La mentira, por supuesto, era que Snow sería de Lindsey si no fuera por su anodino matrimonio. Al ser la única mujer a la que Snow adoraba, la psique en desarrollo de ella se veía privada de poder llegar a la conclusión sana de que su padre era totalmente inalcanzable como hombre porque estaba enamorado de su madre. La aparición en escena de Grace Baxter demostraba que Snow deseaba salir de su matrimonio, ser apasionado; pero no con Lindsey. Nunca sería suyo.

– ¿Y qué te dijo él cuando le dijiste que ojalá se muriera? -preguntó Clevenger.

– Dijo… -Se le llenaron los ojos de lágrimas-. Que quizá mi deseo se cumpliera.

– ¿Cuándo fue eso?

– Hace unos meses.

– ¿Y hablasteis después de eso?

– No de cosas importantes. Apenas hablábamos. No había nada que decir. -Luchó por reprimir las lágrimas-. Entonces encontré algo.

– ¿El qué?

– Una nota.

– ¿De tu padre?

Negó con la cabeza.

– De esa… -Se frenó-. De ella. Una nota de suicidio.

A Clevenger se le aceleró el pulso.

– ¿Dónde la encontraste?

– En su maletín.

– ¿Miraste en su maletín?

– Era donde guardaba las facturas del hotel Four Seasons -dijo con amargura-. Era donde se veían. Una vez los seguí. Quería saber si habían vuelto a verse.
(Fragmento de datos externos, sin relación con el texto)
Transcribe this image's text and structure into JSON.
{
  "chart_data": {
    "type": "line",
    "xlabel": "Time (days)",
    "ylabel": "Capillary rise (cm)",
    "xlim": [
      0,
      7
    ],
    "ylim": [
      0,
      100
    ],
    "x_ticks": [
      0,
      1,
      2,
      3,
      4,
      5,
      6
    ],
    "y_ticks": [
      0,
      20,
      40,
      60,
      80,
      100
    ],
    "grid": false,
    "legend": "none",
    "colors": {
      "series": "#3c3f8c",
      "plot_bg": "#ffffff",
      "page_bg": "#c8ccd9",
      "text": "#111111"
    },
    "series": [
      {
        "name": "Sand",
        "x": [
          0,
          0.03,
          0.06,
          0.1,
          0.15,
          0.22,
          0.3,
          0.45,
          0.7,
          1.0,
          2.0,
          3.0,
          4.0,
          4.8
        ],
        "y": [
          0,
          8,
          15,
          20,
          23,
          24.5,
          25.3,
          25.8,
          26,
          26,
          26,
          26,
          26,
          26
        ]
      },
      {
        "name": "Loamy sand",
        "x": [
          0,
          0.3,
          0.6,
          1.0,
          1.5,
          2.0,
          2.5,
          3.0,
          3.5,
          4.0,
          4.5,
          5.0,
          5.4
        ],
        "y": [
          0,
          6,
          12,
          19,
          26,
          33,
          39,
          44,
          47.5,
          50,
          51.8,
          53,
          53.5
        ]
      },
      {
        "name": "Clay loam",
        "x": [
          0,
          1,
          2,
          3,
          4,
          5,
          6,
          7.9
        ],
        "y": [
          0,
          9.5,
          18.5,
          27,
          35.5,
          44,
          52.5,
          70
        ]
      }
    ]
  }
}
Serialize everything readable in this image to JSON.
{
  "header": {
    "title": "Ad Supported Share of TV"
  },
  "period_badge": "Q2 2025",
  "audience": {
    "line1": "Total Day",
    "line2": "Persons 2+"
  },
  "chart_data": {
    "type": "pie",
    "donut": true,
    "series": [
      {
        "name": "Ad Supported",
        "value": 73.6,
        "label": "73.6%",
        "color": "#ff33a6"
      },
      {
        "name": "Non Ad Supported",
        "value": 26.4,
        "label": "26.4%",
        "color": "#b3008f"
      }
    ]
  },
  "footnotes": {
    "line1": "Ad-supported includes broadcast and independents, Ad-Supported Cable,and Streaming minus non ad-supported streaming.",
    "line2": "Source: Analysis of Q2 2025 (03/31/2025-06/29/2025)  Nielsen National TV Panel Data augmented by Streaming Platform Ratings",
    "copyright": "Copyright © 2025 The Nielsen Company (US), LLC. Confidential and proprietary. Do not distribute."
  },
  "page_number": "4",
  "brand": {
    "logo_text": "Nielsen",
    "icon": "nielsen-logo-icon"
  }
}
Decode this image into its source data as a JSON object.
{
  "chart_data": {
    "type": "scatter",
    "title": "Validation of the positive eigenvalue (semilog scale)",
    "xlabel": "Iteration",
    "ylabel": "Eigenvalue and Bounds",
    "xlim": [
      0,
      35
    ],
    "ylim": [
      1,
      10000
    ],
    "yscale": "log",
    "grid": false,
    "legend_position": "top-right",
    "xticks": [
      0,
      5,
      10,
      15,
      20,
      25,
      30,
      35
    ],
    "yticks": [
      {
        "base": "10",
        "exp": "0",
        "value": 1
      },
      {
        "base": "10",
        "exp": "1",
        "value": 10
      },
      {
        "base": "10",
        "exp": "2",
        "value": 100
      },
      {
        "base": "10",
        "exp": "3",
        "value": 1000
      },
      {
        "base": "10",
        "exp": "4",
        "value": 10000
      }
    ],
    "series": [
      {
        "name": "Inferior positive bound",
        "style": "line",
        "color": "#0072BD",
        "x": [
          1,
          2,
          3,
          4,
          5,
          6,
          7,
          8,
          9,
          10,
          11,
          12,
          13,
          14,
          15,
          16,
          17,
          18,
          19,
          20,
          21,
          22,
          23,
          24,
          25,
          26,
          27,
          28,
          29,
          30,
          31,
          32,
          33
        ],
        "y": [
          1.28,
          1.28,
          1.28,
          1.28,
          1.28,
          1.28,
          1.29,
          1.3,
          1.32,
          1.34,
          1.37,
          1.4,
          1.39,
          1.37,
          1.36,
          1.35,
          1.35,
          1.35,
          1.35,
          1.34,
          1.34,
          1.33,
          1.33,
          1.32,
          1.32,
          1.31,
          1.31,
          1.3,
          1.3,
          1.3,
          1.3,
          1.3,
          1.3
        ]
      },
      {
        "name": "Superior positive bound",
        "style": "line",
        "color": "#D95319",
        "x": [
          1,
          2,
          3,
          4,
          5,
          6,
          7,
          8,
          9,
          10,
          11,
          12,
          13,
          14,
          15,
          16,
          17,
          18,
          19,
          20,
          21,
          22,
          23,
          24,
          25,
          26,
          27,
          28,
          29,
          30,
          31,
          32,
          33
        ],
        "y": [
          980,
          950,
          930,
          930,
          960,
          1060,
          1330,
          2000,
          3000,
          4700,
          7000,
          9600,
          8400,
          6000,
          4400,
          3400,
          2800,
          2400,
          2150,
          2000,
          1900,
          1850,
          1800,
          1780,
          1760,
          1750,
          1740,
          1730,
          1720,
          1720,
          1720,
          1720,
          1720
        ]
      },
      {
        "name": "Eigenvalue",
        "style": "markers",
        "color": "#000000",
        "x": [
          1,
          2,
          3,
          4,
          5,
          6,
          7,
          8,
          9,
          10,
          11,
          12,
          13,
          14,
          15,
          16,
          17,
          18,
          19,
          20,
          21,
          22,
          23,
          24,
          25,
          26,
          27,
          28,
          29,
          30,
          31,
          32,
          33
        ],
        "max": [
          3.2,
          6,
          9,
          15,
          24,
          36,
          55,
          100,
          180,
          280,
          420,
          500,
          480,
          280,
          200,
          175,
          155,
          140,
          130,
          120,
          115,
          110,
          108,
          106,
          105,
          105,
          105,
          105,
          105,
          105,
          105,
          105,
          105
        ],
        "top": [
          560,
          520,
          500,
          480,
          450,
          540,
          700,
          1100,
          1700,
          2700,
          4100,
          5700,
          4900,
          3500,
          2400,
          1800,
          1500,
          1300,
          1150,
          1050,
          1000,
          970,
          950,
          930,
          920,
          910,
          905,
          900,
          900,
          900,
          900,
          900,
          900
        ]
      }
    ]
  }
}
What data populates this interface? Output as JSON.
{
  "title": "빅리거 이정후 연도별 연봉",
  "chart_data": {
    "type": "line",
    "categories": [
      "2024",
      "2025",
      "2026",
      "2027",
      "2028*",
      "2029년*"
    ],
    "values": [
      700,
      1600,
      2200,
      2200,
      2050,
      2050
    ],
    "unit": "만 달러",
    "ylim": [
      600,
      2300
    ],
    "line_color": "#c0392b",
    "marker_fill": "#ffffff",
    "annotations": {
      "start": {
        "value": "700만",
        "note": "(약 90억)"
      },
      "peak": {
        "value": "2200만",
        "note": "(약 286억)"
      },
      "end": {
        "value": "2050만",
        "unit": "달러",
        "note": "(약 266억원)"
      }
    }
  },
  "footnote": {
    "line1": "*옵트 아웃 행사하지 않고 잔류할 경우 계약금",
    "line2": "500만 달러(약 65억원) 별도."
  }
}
– ¿Recuerdas qué decía la nota?

– Toda esa mierda de que no se sentía viva sin él. Que esperaba que le perdonara el suicidarse. Y otras cosas muy asquerosas.

No quería que Lindsey se cerrara en banda, pero necesitaba saberlo.

– ¿Como cuáles? -preguntó.

Ahora parecía asqueada de verdad.

– Decía que cuando él «entraba en ella», ella «entraba en él».

Lindsey estaba describiendo la nota de suicidio que habían encontrado en la mesita de noche de Grace.

– ¿Qué hiciste con la nota? -le preguntó.

Apartó la mirada.

Clevenger esperó.

– Debí meterla de nuevo en el maletín.

– Pero…

Había algo nuevo en su mirada: un aire de superioridad moral que no había visto antes.

– Se la di a su marido, George Reese. Hice que mi hermano se la llevara a su despacho del Beacon Street Bank.

– ¿Le contaste a Kyle lo de Grace Baxter?

– Durante los últimos tres o cuatro meses él y papá estaban muy unidos. Como si, de repente, fueran amigos del alma; a pesar de que, en el fondo, papá había pasado de él toda su vida. No quería que se emocionara y que luego descubriera que nos iba a largar por ella.